The “Strategies for the EU Neighbourhood” project aims to develop proposed solutions for how to support democratic and market-economy reforms in the countries neighbouring the EU in a more targeted manner and to thereby improve the EU’s abilities to prevent crises and mitigate conflicts in the region. To this end, five closely related areas of activity will particularly be examined in more detail. Each of these areas of activity is in itself a necessary prerequisite for a successful European foreign, security and development policy.
1. What changes in EU governance are needed to improve European crisis and conflict management?
A successful transformation, like the one the EU is trying to achieve in its neighbourhood, must introduce a new, integrated approach to foreign and security policy that combines the instruments of diplomacy, development and security, which have so far been used in isolation.

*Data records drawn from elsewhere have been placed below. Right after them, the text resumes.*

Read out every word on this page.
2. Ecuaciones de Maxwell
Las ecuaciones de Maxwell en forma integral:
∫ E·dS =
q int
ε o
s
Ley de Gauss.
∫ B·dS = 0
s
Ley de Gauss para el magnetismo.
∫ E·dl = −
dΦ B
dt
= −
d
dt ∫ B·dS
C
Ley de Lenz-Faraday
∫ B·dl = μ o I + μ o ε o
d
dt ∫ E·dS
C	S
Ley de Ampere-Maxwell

2. How can faith in democracy be created and preserved?
The rule of law is crucial for stable democracy, social justice and domestic peace. Equally important is the confidence that citizens have in state institutions and their representatives. Good governance and the fight against corruption require oversight by both the public and civil society.

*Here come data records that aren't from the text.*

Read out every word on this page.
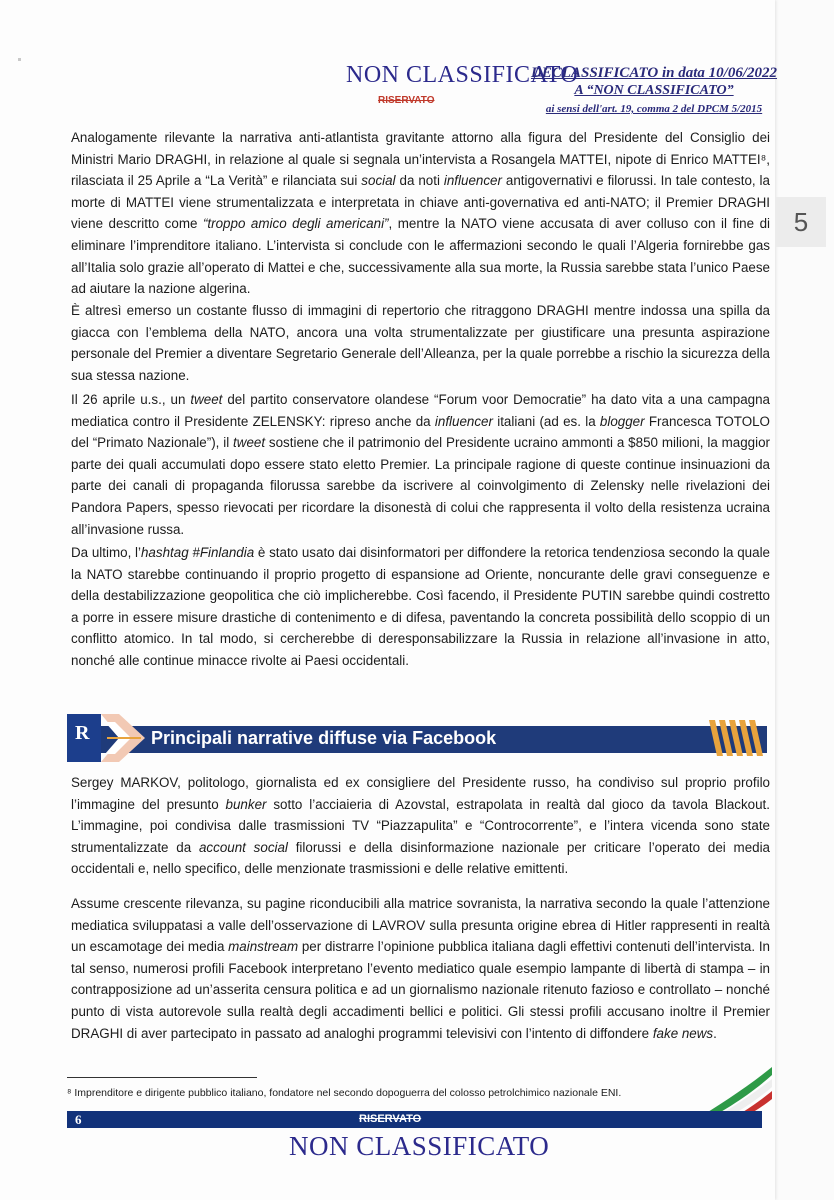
NON CLASSIFICATO
RISERVATO
DECLASSIFICATO in data 10/06/2022
A “NON CLASSIFICATO”
ai sensi dell'art. 19, comma 2 del DPCM 5/2015

Analogamente rilevante la narrativa anti-atlantista gravitante attorno alla figura del Presidente del Consiglio dei Ministri Mario DRAGHI, in relazione al quale si segnala un’intervista a Rosangela MATTEI, nipote di Enrico MATTEI⁸, rilasciata il 25 Aprile a “La Verità” e rilanciata sui social da noti influencer antigovernativi e filorussi. In tale contesto, la morte di MATTEI viene strumentalizzata e interpretata in chiave anti-governativa ed anti-NATO; il Premier DRAGHI viene descritto come “troppo amico degli americani”, mentre la NATO viene accusata di aver colluso con il fine di eliminare l’imprenditore italiano. L’intervista si conclude con le affermazioni secondo le quali l’Algeria fornirebbe gas all’Italia solo grazie all’operato di Mattei e che, successivamente alla sua morte, la Russia sarebbe stata l’unico Paese ad aiutare la nazione algerina.

È altresì emerso un costante flusso di immagini di repertorio che ritraggono DRAGHI mentre indossa una spilla da giacca con l’emblema della NATO, ancora una volta strumentalizzate per giustificare una presunta aspirazione personale del Premier a diventare Segretario Generale dell’Alleanza, per la quale porrebbe a rischio la sicurezza della sua stessa nazione.

Il 26 aprile u.s., un tweet del partito conservatore olandese “Forum voor Democratie” ha dato vita a una campagna mediatica contro il Presidente ZELENSKY: ripreso anche da influencer italiani (ad es. la blogger Francesca TOTOLO del “Primato Nazionale”), il tweet sostiene che il patrimonio del Presidente ucraino ammonti a $850 milioni, la maggior parte dei quali accumulati dopo essere stato eletto Premier. La principale ragione di queste continue insinuazioni da parte dei canali di propaganda filorussa sarebbe da iscrivere al coinvolgimento di Zelensky nelle rivelazioni dei Pandora Papers, spesso rievocati per ricordare la disonestà di colui che rappresenta il volto della resistenza ucraina all’invasione russa.

Da ultimo, l’hashtag #Finlandia è stato usato dai disinformatori per diffondere la retorica tendenziosa secondo la quale la NATO starebbe continuando il proprio progetto di espansione ad Oriente, noncurante delle gravi conseguenze e della destabilizzazione geopolitica che ciò implicherebbe. Così facendo, il Presidente PUTIN sarebbe quindi costretto a porre in essere misure drastiche di contenimento e di difesa, paventando la concreta possibilità dello scoppio di un conflitto atomico. In tal modo, si cercherebbe di deresponsabilizzare la Russia in relazione all’invasione in atto, nonché alle continue minacce rivolte ai Paesi occidentali.

R	Principali narrative diffuse via Facebook

Sergey MARKOV, politologo, giornalista ed ex consigliere del Presidente russo, ha condiviso sul proprio profilo l’immagine del presunto bunker sotto l’acciaieria di Azovstal, estrapolata in realtà dal gioco da tavola Blackout. L’immagine, poi condivisa dalle trasmissioni TV “Piazzapulita” e “Controcorrente”, e l’intera vicenda sono state strumentalizzate da account social filorussi e della disinformazione nazionale per criticare l’operato dei media occidentali e, nello specifico, delle menzionate trasmissioni e delle relative emittenti.

Assume crescente rilevanza, su pagine riconducibili alla matrice sovranista, la narrativa secondo la quale l’attenzione mediatica sviluppatasi a valle dell’osservazione di LAVROV sulla presunta origine ebrea di Hitler rappresenti in realtà un escamotage dei media mainstream per distrarre l’opinione pubblica italiana dagli effettivi contenuti dell’intervista. In tal senso, numerosi profili Facebook interpretano l’evento mediatico quale esempio lampante di libertà di stampa – in contrapposizione ad un’asserita censura politica e ad un giornalismo nazionale ritenuto fazioso e controllato – nonché punto di vista autorevole sulla realtà degli accadimenti bellici e politici. Gli stessi profili accusano inoltre il Premier DRAGHI di aver partecipato in passato ad analoghi programmi televisivi con l’intento di diffondere fake news.

⁸ Imprenditore e dirigente pubblico italiano, fondatore nel secondo dopoguerra del colosso petrolchimico nazionale ENI.
6	RISERVATO
NON CLASSIFICATO
5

3. What opportunities do economic and trade cooperation between the EU and its neighbours hold?
The EU is keen to have its trade policies with its neighbours translate into better economic growth and higher incomes in its neighbourhood. Indeed, modernization and social stabilization will only be achieved there if more citizens benefit from rising prosperity.
4. How can regional cooperation contribute to stabilizing the EU’s neighbourhood and promoting peace in it?
Promoting regional cooperation in places where accession to the EU is out of the question or a long way off should contribute to stabilization and thereby to the development of a prospering and peaceful neighbourhood. The EU anticipates that forming stronger economic and social ties between the states in its neighbourhood will lead to the formation of common interests and thereby help defuse political tensions between hostile neighbouring states.
5. How is the EU confronting new geopolitical challenges?
The (power) interests of the governments of Russia, Turkey, Iran and Saudi Arabia are increasingly contradicting the EU’s transformation agenda and are partly aimed at destabilizing neighbouring countries as well as the EU itself. Fresh ideas are needed for how to deal with Moscow, Ankara, Tehran and Riyadh.
We are developing our reform proposals and policy recommendation in regular “stakeholder dialogues” with political decision-makers, experts, actors from business and civil society, and other multipliers. Our policy papers, country studies and reports reflect this collaboration.